Adil, 19, and his friend were riding their scooters in Brussels when they encountered police officers on patrol. The officers were monitoring compliance with a lockdown Belgium had imposed to prevent the spread of COVID-19. Adil’s friend sped off in one direction, Adil in another. A police car called in as reinforcement collided with Adil’s scooter, killing him instantly.
Adil is sadly one of a growing number of people who have died, not from the coronavirus itself, but as a consequence of police enforcement of outbreak-related restrictions.
I have been tracking police abuses and the misuse of emergency powers during the pandemic as part of the online monitoring project COVID State Watch. As lockdowns ease in some parts of the world, this other coronavirus death toll demands greater attention.
Police officers have harassed, abused, beaten and killed people in their efforts to enforce coronavirus-related curfews and lockdowns on nearly every continent.
Almost three weeks into the lockdown in Nigeria, more people had died at the hands of police enforcing coronavirus restrictions than from the virus itself. Videos of Indian police officers forcing migrant workers to hop and crawl along a road and attacking street vendors went viral. In the US, a group of seven police officers violently dragged a man off a bus for failing to wear a face mask. In France, the police came under fire for tasering a man standing outside his home for allegedly violating harsh lockdown requirements.
The extent of police violence unleashed under the pandemic is so vast that it prompted a statement this week from UN human rights chief Michelle Bachelet, denouncing the use of “excessive, and at times lethal, force to make people abide by lockdowns and curfews”.
“Shooting, detaining or abusing someone for breaking a curfew because they are desperately searching for food is clearly an unacceptable and unlawful response,” she added.
Just like the virus itself, enforcement of coronavirus restrictions is hitting marginalised groups the hardest. In Greece, asylum seekers and refugees have been violently assaulted by police monitoring a coronavirus lockdown. In Australia, public health infringement notices have been disproportionately issued in areas of Sydney with large immigrant and Indigenous populations.
A similar pattern has emerged in areas of France with large immigrant populations. Bolivian soldiers violently pushed back a group of mostly poor and Indigenous Bolivians trying to re-enter the country from Chile, citing the need to contain the pandemic. In South Africa, low-income neighbourhoods and townships bear the brunt of police and army brutality.
Heavy-handed policing of marginalised groups in the name of containing the pandemic comes as no surprise. Those who are routinely over-policed are naturally the first victims of any expansion of police power. This pattern is reinforced by the nature of coronavirus restrictions.
“Essential workers”, day labourers, street vendors – those who cannot afford to confine themselves to their homes – or those who live in crowded housing are more likely to be outside and subject to police checks. They are also more likely to be poor, minority ethnic, Indigenous or of other marginalised backgrounds. Police powers that are broad and vaguely worded encourage officers to use their own discretion, only exacerbating this problem.

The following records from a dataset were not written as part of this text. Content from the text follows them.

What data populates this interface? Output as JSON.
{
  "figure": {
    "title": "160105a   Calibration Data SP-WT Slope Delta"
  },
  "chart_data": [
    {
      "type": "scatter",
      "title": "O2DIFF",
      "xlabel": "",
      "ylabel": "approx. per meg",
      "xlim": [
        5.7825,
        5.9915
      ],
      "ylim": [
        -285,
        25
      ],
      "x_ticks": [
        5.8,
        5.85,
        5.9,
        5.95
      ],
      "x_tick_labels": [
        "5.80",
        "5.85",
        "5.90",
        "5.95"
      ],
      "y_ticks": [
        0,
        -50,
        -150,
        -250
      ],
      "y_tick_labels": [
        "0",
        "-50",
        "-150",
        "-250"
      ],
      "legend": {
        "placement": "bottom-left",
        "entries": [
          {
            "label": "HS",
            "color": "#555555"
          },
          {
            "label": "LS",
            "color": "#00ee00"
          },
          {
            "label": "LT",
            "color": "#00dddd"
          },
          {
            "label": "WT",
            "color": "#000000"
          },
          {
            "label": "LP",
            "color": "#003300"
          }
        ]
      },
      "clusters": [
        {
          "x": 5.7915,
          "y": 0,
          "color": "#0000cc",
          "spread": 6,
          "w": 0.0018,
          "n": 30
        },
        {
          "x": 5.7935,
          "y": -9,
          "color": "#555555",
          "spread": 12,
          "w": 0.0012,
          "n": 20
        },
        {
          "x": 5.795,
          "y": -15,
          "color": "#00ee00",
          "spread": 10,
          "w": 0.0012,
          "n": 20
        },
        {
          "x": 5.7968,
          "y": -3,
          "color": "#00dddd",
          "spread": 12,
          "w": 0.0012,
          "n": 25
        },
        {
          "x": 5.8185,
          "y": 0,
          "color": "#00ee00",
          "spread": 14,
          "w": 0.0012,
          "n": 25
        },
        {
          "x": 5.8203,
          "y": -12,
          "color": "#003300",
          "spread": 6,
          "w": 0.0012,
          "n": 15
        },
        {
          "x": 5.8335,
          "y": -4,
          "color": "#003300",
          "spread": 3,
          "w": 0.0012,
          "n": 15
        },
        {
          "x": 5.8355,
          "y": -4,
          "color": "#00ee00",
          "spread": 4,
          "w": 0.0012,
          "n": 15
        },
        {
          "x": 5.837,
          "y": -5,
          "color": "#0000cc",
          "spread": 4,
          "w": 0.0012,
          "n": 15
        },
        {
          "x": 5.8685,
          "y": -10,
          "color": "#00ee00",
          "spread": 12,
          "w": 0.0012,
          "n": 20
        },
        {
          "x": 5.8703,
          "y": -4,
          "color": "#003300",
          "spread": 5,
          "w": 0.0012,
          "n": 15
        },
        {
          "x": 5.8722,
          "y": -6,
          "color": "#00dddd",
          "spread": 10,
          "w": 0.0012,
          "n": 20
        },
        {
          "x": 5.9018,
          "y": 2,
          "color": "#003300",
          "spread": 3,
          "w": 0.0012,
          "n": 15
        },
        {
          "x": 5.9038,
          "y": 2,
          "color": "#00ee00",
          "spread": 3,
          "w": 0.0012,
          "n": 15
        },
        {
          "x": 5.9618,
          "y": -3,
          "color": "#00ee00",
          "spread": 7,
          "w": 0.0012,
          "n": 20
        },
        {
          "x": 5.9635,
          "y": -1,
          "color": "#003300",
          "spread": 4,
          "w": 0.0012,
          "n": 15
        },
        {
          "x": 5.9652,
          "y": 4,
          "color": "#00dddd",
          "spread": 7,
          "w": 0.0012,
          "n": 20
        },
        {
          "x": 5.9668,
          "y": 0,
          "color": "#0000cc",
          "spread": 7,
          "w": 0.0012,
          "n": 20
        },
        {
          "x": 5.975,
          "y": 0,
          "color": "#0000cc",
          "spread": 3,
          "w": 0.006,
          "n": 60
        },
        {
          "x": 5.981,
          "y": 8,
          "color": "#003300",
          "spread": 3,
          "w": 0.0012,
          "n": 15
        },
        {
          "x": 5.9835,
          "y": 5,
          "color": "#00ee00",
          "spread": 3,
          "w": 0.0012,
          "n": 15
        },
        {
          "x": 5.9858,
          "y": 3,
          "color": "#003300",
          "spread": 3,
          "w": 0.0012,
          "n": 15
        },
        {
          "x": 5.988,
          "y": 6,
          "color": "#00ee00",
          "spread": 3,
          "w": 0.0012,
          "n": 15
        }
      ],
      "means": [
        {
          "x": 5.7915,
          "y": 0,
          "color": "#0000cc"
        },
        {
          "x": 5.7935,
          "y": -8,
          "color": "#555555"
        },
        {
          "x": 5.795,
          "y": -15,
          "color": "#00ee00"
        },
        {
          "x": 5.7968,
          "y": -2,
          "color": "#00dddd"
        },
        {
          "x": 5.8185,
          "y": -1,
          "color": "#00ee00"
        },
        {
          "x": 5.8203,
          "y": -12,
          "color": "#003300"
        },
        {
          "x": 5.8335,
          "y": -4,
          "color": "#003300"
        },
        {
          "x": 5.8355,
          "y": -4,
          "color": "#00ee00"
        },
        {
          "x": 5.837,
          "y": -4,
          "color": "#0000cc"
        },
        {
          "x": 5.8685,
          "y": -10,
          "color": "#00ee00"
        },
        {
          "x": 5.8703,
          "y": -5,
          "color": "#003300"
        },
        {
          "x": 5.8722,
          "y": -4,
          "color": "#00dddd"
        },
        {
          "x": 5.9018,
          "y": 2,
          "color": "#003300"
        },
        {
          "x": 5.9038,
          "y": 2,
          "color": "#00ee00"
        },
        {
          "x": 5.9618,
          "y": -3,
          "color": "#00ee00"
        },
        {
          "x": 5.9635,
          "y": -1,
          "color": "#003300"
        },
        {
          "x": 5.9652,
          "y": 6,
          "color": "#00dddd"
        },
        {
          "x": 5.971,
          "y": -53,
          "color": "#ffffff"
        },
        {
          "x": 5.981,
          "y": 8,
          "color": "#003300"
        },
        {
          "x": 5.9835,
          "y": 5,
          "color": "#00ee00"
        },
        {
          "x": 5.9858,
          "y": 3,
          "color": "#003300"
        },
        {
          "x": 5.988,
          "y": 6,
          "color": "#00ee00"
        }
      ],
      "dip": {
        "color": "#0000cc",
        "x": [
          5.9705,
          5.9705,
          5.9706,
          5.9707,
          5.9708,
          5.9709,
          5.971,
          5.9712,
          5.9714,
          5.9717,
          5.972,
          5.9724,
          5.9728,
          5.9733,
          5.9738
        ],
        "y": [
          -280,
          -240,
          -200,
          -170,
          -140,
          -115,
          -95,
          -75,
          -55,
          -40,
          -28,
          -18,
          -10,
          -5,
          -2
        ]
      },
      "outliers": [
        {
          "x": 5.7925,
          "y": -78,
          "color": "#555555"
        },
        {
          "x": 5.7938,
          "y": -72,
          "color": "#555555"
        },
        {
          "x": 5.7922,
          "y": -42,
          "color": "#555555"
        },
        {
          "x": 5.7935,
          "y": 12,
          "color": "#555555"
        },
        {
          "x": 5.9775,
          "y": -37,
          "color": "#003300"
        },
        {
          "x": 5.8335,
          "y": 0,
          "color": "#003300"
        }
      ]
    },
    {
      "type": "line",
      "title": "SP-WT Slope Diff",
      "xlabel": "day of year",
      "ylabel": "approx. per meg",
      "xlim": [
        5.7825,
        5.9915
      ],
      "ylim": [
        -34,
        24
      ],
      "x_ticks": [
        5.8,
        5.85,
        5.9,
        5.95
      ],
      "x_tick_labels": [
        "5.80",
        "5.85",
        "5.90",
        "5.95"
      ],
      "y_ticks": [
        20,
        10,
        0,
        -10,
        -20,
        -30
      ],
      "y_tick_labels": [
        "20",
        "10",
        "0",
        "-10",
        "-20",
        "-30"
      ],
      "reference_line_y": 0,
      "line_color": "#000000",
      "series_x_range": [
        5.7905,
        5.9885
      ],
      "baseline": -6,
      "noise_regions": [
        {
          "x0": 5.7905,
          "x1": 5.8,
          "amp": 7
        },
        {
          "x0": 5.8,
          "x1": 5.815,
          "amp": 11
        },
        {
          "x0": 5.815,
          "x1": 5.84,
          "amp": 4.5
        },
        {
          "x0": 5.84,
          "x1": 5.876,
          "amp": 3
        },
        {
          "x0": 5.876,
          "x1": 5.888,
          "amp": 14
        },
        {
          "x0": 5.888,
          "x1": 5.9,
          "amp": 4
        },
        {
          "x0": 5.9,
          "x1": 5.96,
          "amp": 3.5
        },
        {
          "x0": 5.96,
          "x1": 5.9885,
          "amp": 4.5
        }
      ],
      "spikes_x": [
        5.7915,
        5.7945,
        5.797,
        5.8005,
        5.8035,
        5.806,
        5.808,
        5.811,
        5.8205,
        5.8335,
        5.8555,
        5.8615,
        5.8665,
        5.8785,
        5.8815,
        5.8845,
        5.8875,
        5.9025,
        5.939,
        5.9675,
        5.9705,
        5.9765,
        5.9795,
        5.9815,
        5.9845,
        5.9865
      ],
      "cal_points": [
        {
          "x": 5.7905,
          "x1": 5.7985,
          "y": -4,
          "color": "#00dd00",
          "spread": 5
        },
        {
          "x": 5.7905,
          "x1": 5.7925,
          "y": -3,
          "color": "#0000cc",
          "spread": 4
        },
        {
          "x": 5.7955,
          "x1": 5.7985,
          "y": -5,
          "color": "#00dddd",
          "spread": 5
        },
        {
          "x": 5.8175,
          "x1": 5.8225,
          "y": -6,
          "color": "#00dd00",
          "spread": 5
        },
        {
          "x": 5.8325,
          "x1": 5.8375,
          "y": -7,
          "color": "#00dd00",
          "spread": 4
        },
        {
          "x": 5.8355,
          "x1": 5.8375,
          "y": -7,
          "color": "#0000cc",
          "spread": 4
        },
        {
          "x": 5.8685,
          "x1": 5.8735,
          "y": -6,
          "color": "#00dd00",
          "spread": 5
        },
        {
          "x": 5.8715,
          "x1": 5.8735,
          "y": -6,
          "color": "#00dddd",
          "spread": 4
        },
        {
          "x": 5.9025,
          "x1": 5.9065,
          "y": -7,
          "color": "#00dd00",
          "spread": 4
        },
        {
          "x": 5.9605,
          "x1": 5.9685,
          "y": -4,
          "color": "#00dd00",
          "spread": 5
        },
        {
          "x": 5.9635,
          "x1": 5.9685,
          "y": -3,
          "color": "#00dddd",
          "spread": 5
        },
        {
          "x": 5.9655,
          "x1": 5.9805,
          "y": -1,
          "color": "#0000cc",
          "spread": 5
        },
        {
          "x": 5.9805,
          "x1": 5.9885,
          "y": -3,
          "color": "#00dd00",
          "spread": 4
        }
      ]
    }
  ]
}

The deadly, and often discriminatory, impact of coronavirus policing is probably much greater than we currently think. Through the COVID State Watch project, we have encountered hundreds of cases of ill-treatment and misconduct by police enforcing coronavirus restrictions.
But journalists, activists and NGOs only succeed in documenting a small fraction of cases of police abuse, even in the absence of the difficulties presented by the lockdown. Very few victims make official complaints and formal channels of information-gathering, such as freedom of information requests, face delays and obstruction due to the lockdown.
We only know the tip of the iceberg when it comes to police brutality and misconduct during the pandemic – but even this is enough to demand a rethink of the “law and order” approach to dealing with public health emergencies.
Police and army officers do not become qualified health workers through the signing of an emergency decree. At a day-to-day level, policing of coronavirus restrictions has been characterised by a lack of social distancing by officers and confusion regarding the rules themselves. Those arrested for violating coronavirus rules are often detained in cramped and unsanitary conditions which only encourage the spread of the virus.
At a broader level, the experience of policing under the pandemic demonstrates the dangers of criminalisation and expanded police power as a response to crises. Criminalising an activity or behaviour does not stop it – it merely adds to the list of behaviours that warrant police intervention. Criminalisation is a common knee-jerk reaction to societal harms by politicians who lack the imagination or courage to explore alternatives.
Alternatives do exist. States could employ community health officials to monitor compliance with lockdowns and provide them with resources to help those who are outside because they are homeless or do not understand social distancing rules. Greater and earlier investment in public education about social distancing could lessen the need for enforcement.
Financial support to ensure no one is forced outside to work out of poverty or hunger is another crucial step. A low level of non-compliance may persist, but its impact on the spread of the pandemic must be weighed against the detrimental effects of over-zealous policing itself – both in terms of spreading the virus and the violence and ill-treatment suffered by already over-policed groups.
As incidents like the death of 19-year-old Adil demonstrate, giving police greater powers can have devastating and deadly consequences, above and beyond the terrible toll of the virus itself.